Nous sommes allés rendre visite à une batterie très réputée et célèbre du fait qu’elle se compose uniquement des membres d’une même famille, habitant le Faubourg Saint-Jacques.

C’est là dans une petite épicerie que nous avons bavardé gentiment avec M. Henri Hamaide qui nous a dit :

« Oui, Monsieur, personnellement j’en serai à mon 54e carnaval car je n’en ai jamais manqué un. Il en est de même des autres membres de la batterie car lorsqu’on rentre chez « Les P’tits Cots », c’est un peu comme si on entre au couvent, on en sort plus ».

Nous avons voulu savoir d’où venait le surnom de « P’tits Cots » et ce fut l’occasion pour M. Hamaide de nous raconter leur histoire.

« Il se trouve à l’Hospice de Binche, mon oncle Léon Beaumez, âgé de 85 ans, qui nous a tous appris à jouer. Quant à mon grand-père il « battait » les coqs, comme on dit, chez Antoine Beaumez, rue des Biseaux. Depuis on ne dit plus « Les Hamaide » car pour les Binchois et les habitants des communes environnantes nous sommes devenus « Les P’tits Cots ».

Et Henri Hamaide d’ajouter : « Mon frère René âgé de 66 ans, et moi-même (63 ans) sommes les seuls tamboureurs à Binche ayant déjà joué avant la guerre 14-18. Après la guerre, en 1921, vint s’ajouter à notre batterie Georges Hamaide, âgé de 61 ans. Il y avait encore Ephrem Hamaide mais ce dernier a dû cesser toute activité pour se consacrer à son commerce.

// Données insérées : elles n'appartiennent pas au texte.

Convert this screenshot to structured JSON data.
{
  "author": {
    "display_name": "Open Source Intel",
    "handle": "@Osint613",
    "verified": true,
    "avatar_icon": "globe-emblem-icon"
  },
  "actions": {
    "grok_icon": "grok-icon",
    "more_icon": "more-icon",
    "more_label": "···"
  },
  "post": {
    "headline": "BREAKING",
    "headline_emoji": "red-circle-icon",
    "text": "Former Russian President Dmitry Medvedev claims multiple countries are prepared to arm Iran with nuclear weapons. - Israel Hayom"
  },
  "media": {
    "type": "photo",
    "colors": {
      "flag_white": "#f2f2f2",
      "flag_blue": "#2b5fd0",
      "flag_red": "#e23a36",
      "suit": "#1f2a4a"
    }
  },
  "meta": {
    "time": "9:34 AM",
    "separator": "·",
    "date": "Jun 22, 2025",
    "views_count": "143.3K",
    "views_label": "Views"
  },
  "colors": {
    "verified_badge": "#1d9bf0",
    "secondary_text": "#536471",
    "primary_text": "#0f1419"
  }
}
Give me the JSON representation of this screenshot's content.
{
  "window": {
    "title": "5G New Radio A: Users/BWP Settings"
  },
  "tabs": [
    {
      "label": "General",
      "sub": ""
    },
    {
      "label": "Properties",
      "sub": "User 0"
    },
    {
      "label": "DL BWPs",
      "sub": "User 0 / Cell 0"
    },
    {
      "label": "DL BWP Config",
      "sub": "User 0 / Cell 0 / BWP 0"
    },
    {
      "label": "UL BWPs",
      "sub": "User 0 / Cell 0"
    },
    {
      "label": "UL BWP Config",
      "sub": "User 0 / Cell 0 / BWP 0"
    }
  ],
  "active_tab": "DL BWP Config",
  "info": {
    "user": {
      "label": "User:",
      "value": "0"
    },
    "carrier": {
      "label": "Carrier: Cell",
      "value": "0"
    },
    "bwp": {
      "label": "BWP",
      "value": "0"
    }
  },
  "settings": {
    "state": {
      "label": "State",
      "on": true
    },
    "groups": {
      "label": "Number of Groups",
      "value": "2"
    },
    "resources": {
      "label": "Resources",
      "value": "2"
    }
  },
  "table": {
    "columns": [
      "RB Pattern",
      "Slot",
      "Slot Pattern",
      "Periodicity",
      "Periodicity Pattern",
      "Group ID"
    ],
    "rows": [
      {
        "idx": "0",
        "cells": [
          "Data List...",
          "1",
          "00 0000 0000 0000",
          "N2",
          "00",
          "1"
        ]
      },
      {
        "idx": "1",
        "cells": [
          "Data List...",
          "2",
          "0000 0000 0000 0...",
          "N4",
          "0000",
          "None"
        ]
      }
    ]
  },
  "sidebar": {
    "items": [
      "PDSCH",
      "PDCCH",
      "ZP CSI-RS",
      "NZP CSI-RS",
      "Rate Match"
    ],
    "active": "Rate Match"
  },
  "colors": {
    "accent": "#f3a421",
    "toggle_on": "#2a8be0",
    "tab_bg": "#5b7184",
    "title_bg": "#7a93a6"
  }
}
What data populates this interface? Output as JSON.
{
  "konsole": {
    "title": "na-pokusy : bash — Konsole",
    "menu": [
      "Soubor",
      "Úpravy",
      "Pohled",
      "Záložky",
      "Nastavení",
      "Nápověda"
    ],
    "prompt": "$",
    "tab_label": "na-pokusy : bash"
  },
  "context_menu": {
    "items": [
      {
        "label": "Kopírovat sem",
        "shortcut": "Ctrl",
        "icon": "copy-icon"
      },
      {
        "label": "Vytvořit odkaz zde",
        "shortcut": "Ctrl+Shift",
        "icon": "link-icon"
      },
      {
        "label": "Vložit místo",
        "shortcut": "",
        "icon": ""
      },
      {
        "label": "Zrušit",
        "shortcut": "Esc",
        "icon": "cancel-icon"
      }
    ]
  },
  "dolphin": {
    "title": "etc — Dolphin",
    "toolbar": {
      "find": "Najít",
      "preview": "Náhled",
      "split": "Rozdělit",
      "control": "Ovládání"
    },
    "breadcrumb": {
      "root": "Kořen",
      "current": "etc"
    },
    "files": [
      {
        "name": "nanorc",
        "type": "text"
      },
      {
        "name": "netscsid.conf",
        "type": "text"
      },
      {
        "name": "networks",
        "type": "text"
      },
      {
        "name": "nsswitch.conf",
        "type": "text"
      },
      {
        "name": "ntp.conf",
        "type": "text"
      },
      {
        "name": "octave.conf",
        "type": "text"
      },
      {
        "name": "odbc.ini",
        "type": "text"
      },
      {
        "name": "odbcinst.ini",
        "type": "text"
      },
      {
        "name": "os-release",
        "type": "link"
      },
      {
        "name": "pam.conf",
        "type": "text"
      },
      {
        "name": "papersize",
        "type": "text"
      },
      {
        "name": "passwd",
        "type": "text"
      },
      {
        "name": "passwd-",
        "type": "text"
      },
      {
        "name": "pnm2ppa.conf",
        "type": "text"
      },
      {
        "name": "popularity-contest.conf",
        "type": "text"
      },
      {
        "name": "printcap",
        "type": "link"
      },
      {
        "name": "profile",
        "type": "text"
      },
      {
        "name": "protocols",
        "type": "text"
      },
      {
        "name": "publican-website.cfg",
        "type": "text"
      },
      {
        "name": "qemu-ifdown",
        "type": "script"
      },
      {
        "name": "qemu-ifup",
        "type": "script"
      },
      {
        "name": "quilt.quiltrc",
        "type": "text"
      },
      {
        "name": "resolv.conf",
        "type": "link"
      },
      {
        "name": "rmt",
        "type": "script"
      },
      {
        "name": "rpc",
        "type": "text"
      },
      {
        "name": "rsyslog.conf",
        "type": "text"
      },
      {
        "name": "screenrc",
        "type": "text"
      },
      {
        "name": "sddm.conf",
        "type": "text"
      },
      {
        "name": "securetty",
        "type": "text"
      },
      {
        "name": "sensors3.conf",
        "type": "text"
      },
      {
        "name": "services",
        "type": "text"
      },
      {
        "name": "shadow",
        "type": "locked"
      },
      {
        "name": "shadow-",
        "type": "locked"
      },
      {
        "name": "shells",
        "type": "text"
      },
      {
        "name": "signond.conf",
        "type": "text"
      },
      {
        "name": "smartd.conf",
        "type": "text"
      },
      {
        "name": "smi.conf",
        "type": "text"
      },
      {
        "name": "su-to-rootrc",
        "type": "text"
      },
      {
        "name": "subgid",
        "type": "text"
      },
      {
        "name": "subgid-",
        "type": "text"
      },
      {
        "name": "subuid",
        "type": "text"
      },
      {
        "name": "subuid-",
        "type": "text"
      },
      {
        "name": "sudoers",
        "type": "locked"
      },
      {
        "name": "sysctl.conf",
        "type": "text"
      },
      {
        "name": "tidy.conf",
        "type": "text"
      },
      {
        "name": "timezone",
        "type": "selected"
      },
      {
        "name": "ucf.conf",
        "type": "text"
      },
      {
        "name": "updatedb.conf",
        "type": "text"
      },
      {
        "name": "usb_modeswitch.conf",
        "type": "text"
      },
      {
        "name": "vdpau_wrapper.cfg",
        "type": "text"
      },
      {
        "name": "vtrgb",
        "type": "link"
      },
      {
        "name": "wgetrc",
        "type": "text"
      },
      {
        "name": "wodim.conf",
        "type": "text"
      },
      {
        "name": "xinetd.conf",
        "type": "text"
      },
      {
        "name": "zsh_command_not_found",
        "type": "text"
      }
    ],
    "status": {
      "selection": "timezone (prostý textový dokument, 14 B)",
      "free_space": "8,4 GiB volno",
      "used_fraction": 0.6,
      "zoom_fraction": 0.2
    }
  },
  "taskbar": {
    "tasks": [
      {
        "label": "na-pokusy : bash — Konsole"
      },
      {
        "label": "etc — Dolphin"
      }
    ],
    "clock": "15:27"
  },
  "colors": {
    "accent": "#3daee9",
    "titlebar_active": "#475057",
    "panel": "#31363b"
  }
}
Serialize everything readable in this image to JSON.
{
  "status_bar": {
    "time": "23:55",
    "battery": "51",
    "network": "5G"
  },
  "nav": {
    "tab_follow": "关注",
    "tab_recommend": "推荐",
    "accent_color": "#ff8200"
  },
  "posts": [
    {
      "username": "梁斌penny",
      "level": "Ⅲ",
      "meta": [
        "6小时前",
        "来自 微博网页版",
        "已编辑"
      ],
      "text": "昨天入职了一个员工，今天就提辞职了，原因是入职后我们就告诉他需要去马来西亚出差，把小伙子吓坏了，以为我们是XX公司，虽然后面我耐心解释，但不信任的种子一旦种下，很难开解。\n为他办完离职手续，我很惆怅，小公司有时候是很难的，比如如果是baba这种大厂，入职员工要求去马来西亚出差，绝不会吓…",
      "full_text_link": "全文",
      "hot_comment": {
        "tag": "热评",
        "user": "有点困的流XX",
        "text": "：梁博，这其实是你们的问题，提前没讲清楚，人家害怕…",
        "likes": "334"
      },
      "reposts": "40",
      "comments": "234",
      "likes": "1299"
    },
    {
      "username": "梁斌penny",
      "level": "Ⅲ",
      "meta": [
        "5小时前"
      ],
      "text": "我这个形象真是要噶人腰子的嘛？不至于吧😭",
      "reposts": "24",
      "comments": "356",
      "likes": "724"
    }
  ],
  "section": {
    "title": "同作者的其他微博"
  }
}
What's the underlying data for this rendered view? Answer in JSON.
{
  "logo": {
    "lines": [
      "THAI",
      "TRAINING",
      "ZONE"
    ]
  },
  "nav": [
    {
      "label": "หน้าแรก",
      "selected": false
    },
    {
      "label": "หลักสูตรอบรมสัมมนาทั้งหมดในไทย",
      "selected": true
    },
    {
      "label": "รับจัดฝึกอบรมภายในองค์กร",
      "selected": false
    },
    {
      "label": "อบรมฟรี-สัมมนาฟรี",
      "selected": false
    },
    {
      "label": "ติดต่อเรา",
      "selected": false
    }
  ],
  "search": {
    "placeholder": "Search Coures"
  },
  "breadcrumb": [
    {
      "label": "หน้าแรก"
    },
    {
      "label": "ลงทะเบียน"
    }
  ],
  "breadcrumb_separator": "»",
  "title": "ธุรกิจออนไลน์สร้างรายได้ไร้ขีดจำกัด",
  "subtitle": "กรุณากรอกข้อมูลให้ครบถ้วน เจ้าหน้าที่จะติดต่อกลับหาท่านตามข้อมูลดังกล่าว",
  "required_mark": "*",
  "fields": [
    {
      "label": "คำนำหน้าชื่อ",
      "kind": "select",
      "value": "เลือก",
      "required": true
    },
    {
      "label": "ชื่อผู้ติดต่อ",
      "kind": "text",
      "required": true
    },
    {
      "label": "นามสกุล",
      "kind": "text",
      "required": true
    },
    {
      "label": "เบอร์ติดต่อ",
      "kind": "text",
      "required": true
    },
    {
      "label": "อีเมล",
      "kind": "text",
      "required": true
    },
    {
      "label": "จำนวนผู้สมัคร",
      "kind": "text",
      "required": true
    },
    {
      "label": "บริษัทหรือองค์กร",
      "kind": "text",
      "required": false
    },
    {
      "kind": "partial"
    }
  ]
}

C’est pourquoi dans la batterie on trouve actuellement en plus des deux doyens : Georget Hamaide, 39 ans, fils d’Henri et le fils de ce dernier, également appelé Georget qui, âgé de 15 ans, est déjà une petite vedette dans la spécialité.

Puis nous trouvons encore les deux fils de Léon : Jean-Claude et Armand ».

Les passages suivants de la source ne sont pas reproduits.